Why are so many companies moving to subscription pricing?

Companies are pivoting to subscriptions for both reactive and proactive reasons. Reactively, they are countering new or disruptive competitors who have leveraged a subscription model to establish a market presence. Proactively, they've observed that Wall Street assigns higher valuations to subscription businesses due to their potential to decrease customer acquisition costs (CAC) and enhance customer lifetime value (CLTV). Additionally, these businesses usually have a lower sales cost as they demand less initial commitment from customers.

A subscription pricing model can imply various things across different sectors and situations. For some businesses, the subscription doesn't inherently add to the value proposition and is mainly used to compete based on price.
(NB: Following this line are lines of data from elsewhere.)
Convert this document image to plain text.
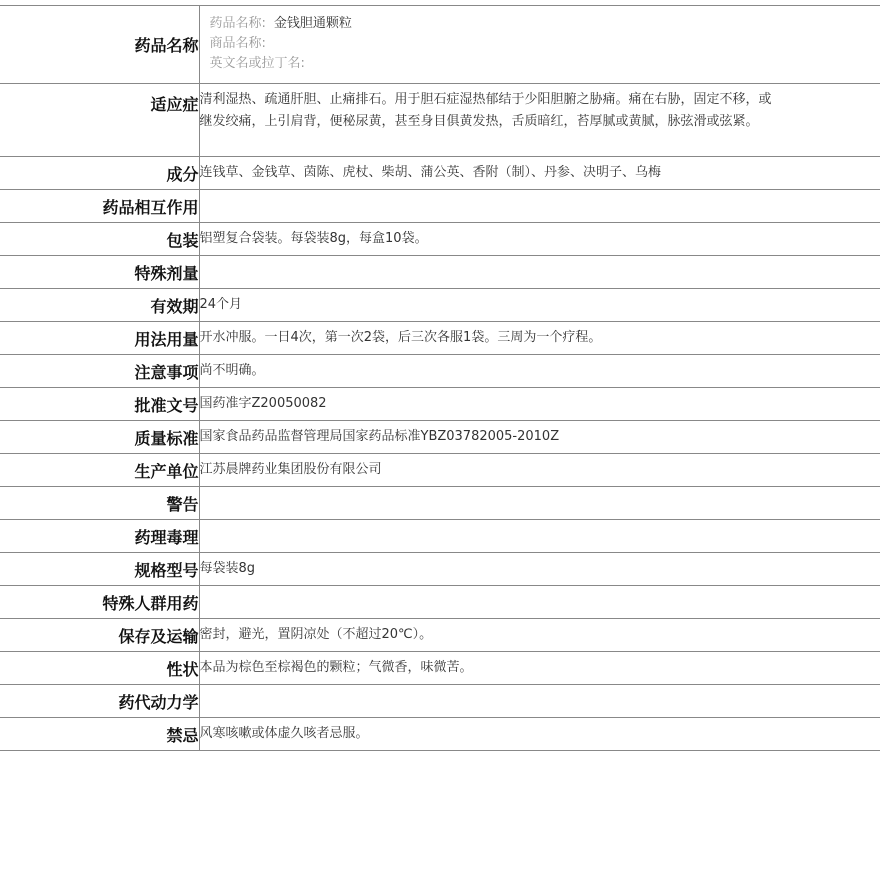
药品名称	药品名称: 金钱胆通颗粒
商品名称:
英文名或拉丁名:

适应症	清利湿热、疏通肝胆、止痛排石。用于胆石症湿热郁结于少阳胆腑之胁痛。痛在右胁，固定不移，或继发绞痛，上引肩背，便秘尿黄，甚至身目俱黄发热，舌质暗红，苔厚腻或黄腻，脉弦滑或弦紧。

成分	连钱草、金钱草、茵陈、虎杖、柴胡、蒲公英、香附（制）、丹参、决明子、乌梅
药品相互作用	
包装	铝塑复合袋装。每袋装8g，每盒10袋。
特殊剂量	
有效期	24个月
用法用量	开水冲服。一日4次，第一次2袋，后三次各服1袋。三周为一个疗程。
注意事项	尚不明确。
批准文号	国药准字Z20050082
质量标准	国家食品药品监督管理局国家药品标准YBZ03782005-2010Z
生产单位	江苏晨牌药业集团股份有限公司
警告	
药理毒理	
规格型号	每袋装8g
特殊人群用药	
保存及运输	密封，避光，置阴凉处（不超过20℃）。
性状	本品为棕色至棕褐色的颗粒；气微香，味微苦。
药代动力学	
禁忌	风寒咳嗽或体虚久咳者忌服。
For example, Amazon Subscribe & Save was initiated to increase customer loyalty for staple goods and encourage consumers to shift from purchasing at a grocery store or Walmart.

Which KPIs should a subscription business monitor?

The most effective approach is to comprehend the relationship between Customer Lifetime Value (CLTV) and Customer Acquisition Costs (CAC). Even if a company isn't profitable yet, a strong ratio between CLTV and CAC suggests that they are well-positioned for future success.

In addition to CLTV and CAC, subscription-based businesses should consider unit-level profit margins and comprehensive retention data. It's more effective to assess retention in terms of dollars rather than volume, as this approach includes growth from upselling clients and the effect of annual price increases, which might result in some customer attrition but increased total revenue.

Businesses should also delve further and examine retention at the cohort level. This can offer valuable insights into the customer profiles you're attracting over time and the stickiness of your product.

Are some industries moving away from subscriptions?

Certain businesses are gradually incorporating new revenue structures. In some instances, we've observed a shift from subscription-based to transactional or pay-as-you-go models. This provides customers with a simpler, more adaptable method to test a service without the obligation of a monthly charge. It also enables companies to convey that they only earn when the customer achieves success.

What are additional factors crucial to effectively running a subscription business?

In a subscription-based business, firms must be strategic about how they allocate resources. As you acquire a large number of new clients, a significant portion may churn within the initial months. This is particularly prevalent when aggressive customer acquisition strategies or free trial offers attract less committed customers.

Some businesses pour substantial resources into supporting customers who aren't expanding or are likely to churn. Instead, it's crucial to identify the customers who are worth your time and effort.

Another success factor is the intelligent use of packaging strategies to increase customer value over time. Even though a customer might prefer to begin with a basic offer, there should be a well-defined path for upselling through various packages and add-ons.

Conclusion: The benefits of subscription models

When implemented effectively, subscription pricing can enhance customer value and loyalty, fostering a stronger connection between businesses and their customers. It enables more opportunities to learn about customers’ needs, usage and behavior and then serve up more curated and personalized experiences. Spotify's approach has enabled the expansion of the music industry's scope, prompting a significantly larger expenditure on content from younger audiences than was previously considered feasible.

However, subscription pricing is not a panacea and is not for everyone.

All businesses ought to seriously consider if subscription models are suitable for them and if they can help cater to the evolving customer needs. Even if it's a good fit, implementing it can be complex - avoid resorting to it merely for offering lower prices and discounts.